Daan Killemaes

‘Le gouvernement Michel commet lui aussi le péché originel belge’

Daan Killemaes Economiste en chef de Trends Magazine (NL)

‘C’est précisément en période de haute conjoncture qu’un assainissement est possible, sans faire de pots cassés. C’est donc maintenant que le gouvernement doit se constituer un matelas en vue de la prochaine récession’, plaide Daan Killemaes, le rédacteur en chef du Trends néerlandophone.

Le vrai ministre du Budget de ce pays est un Italien qui travaille pour la Banque Centrale Européenne. Si les finances publiques belges ont enregistré quelque progrès ces dernières années, c’est quasi intégralement grâce à la politique monétaire souple du président de la BCE Mario Draghi. Déshabillez le budget du bonus d’intérêts et la réalité nue apparaît: l’assainissement n’a pas progressé d’un iota ces dernières années. Sous le gouvernement Michel, l’amélioration du solde est également quasi intégralement à imputer au bonus d’intérêts. L’effort véritable se résume brièvement: néant. L’assainissement des finances publiques aura à nouveau perdu une décennie quand Charles Michel remettra les clés du 16 rue de la Loi en 2019.

Le gouvernement Michel commet lui aussi le péché originel belge. Le bonus d’intérêts, la mère de toutes les aubaines budgétaires, est transposé en mesures récurrentes. Cette erreur nous retombera dessus si les taux d’intérêt remontent. Entre-temps, par commodité, le gouvernement catalogue le bonus d’intérêts comme une amélioration ‘structurelle’ pour s’épargner tout sentiment de honte.

Les maîtres de cette discipline d’exploitation du bonus d’intérêts étaient les gouvernements Verhofstadt. Le solde budgétaire avant charges d’intérêts et purifié des variations conjoncturelles – donc le solde qui mesure la politique budgétaire – est tombé comme une brique. Un excédent d’une valeur de 6% du PIB a été réalisé au moment où les réserves pour le vieillissement de la population devaient être constituées. La négligence ne peut pas devenir une politique. Dommage que Laurette Onkelinx, coryphée du PS, ne s’en est pas souvenue lors de ses adieux politiques de la semaine dernière…

L’exercice intellectuel suivant peut mettre l’affaire en perspective. Si le bonus d’intérêts constitué depuis 2000 avait été mis de côté, dans un fonds de vieillissement par exemple, le budget aurait été en équilibre depuis bien longtemps déjà. La dette publique serait bien inférieure et la pression pour rectifier à temps la facture des pensions aurait été beaucoup plus grande. D’un point de vue politique, le maintien d’importants excédents et la constitution de réserves est très difficile dans une société qui demande une intervention publique pour répondre au moindre besoin, mais l’exercice démontre quelle incroyable aubaine a été gâchée, et est toujours gâchée. Ce pays va donc devoir faire face à la prochaine tempête, lisez récession, avec une fuite dans le toit budgétaire. Préparez les seaux sous la charpente.

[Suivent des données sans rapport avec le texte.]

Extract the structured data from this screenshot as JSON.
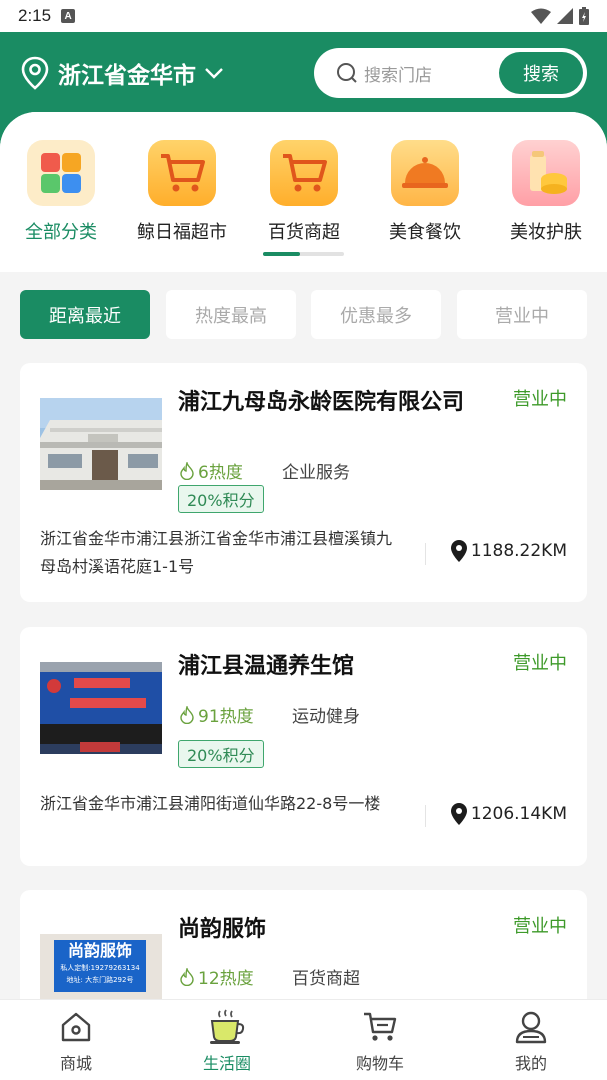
{
  "status_bar": {
    "time": "2:15",
    "badge": "A"
  },
  "header": {
    "location": "浙江省金华市",
    "search_placeholder": "搜索门店",
    "search_button": "搜索"
  },
  "categories": [
    {
      "label": "全部分类",
      "icon": "grid-icon",
      "active": true
    },
    {
      "label": "鲸日福超市",
      "icon": "cart-icon"
    },
    {
      "label": "百货商超",
      "icon": "cart-icon"
    },
    {
      "label": "美食餐饮",
      "icon": "food-cloche-icon"
    },
    {
      "label": "美妆护肤",
      "icon": "cosmetics-icon"
    }
  ],
  "filters": [
    {
      "label": "距离最近",
      "active": true
    },
    {
      "label": "热度最高"
    },
    {
      "label": "优惠最多"
    },
    {
      "label": "营业中"
    }
  ],
  "stores": [
    {
      "name": "浦江九母岛永龄医院有限公司",
      "status": "营业中",
      "heat": "6热度",
      "category": "企业服务",
      "points": "20%积分",
      "address": "浙江省金华市浦江县浙江省金华市浦江县檀溪镇九母岛村溪语花庭1-1号",
      "distance": "1188.22KM"
    },
    {
      "name": "浦江县温通养生馆",
      "status": "营业中",
      "heat": "91热度",
      "category": "运动健身",
      "points": "20%积分",
      "address": "浙江省金华市浦江县浦阳街道仙华路22-8号一楼",
      "distance": "1206.14KM"
    },
    {
      "name": "尚韵服饰",
      "status": "营业中",
      "heat": "12热度",
      "category": "百货商超",
      "sign": {
        "title": "尚韵服饰",
        "line1": "私人定制:19279263134",
        "line2": "地址: 大东门路292号"
      }
    }
  ],
  "tabs": [
    {
      "label": "商城",
      "icon": "home-icon"
    },
    {
      "label": "生活圈",
      "icon": "coffee-cup-icon",
      "active": true
    },
    {
      "label": "购物车",
      "icon": "cart-icon"
    },
    {
      "label": "我的",
      "icon": "user-icon"
    }
  ],
  "colors": {
    "primary": "#1a8c63",
    "status_green": "#3e9a2a",
    "heat_green": "#6aa23e"
  }
}
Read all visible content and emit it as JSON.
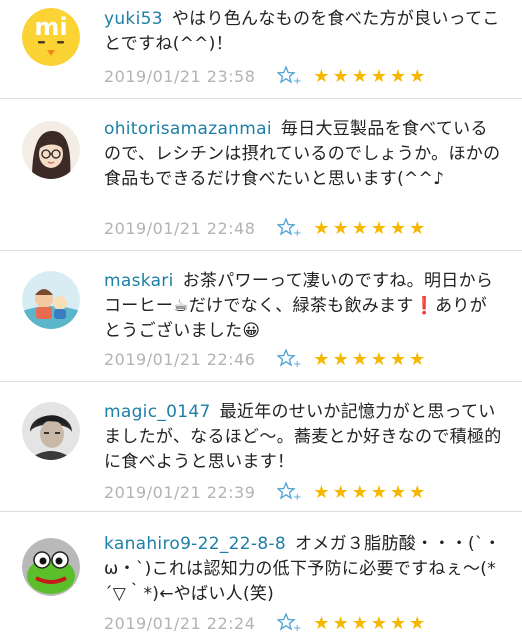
{
  "comments": [
    {
      "username": "yuki53",
      "text": "やはり色んなものを食べた方が良いってことですね(^^)！",
      "timestamp": "2019/01/21 23:58",
      "stars": 6,
      "avatar_icon": "mi-bird-avatar-icon"
    },
    {
      "username": "ohitorisamazanmai",
      "text": "毎日大豆製品を食べているので、レシチンは摂れているのでしょうか。ほかの食品もできるだけ食べたいと思います(^^♪",
      "timestamp": "2019/01/21 22:48",
      "stars": 6,
      "avatar_icon": "woman-glasses-avatar-icon"
    },
    {
      "username": "maskari",
      "text": "お茶パワーって凄いのですね。明日からコーヒー☕だけでなく、緑茶も飲みます❗ありがとうございました😀",
      "timestamp": "2019/01/21 22:46",
      "stars": 6,
      "avatar_icon": "cartoon-avatar-icon"
    },
    {
      "username": "magic_0147",
      "text": "最近年のせいか記憶力がと思っていましたが、なるほど～。蕎麦とか好きなので積極的に食べようと思います！",
      "timestamp": "2019/01/21 22:39",
      "stars": 6,
      "avatar_icon": "photo-person-avatar-icon"
    },
    {
      "username": "kanahiro9-22_22-8-8",
      "text": "オメガ３脂肪酸・・・(`・ω・`)これは認知力の低下予防に必要ですねぇ～(*´▽｀*)←やばい人(笑)",
      "timestamp": "2019/01/21 22:24",
      "stars": 6,
      "avatar_icon": "green-character-avatar-icon"
    }
  ],
  "colors": {
    "username": "#1d7fa5",
    "timestamp": "#b3b3b3",
    "star": "#f5b800",
    "divider": "#dddddd"
  },
  "star_glyph": "★"
}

Le gouvernement Michel aussi s’en remet à la mère de toutes les aubaines budgétaires

Le gouvernement Michel reporte également l’assainissement aux calendes grecques, encore un péché originel de la politique budgétaire belge. Selon le pacte de stabilité de 2014, tout de même pas le siècle dernier, on aurait dû atteindre cette année un excédent structurel de 0,75%. La réalité se révèle un déficit structurel de 2,8%, avec comme explication du gouvernement que la croissance économique ne peut pas être entravée. Quelle excuse faiblarde. C’est précisément en cette période de haute conjoncture qu’un assainissement est possible sans faire de pots cassés, et c’est précisément maintenant que le gouvernement doit constituer un matelas de sécurité en vue de la prochaine récession. Si on ne parvient pas à équilibrer le budget maintenant, cela ne réussira alors jamais. “Vous devez réparer le toit quand le soleil brille”, disait le CEO d’ING lors de la restructuration de la banque. Vous n’entendez pas autant de sagesse à la rue de la Loi. Au contraire, le gouvernement a encore renversé quelques seaux sous le toit ces dernières semaines en ménageant les plus de 50 ans dans le cadre de la nécessaire réforme des pensions.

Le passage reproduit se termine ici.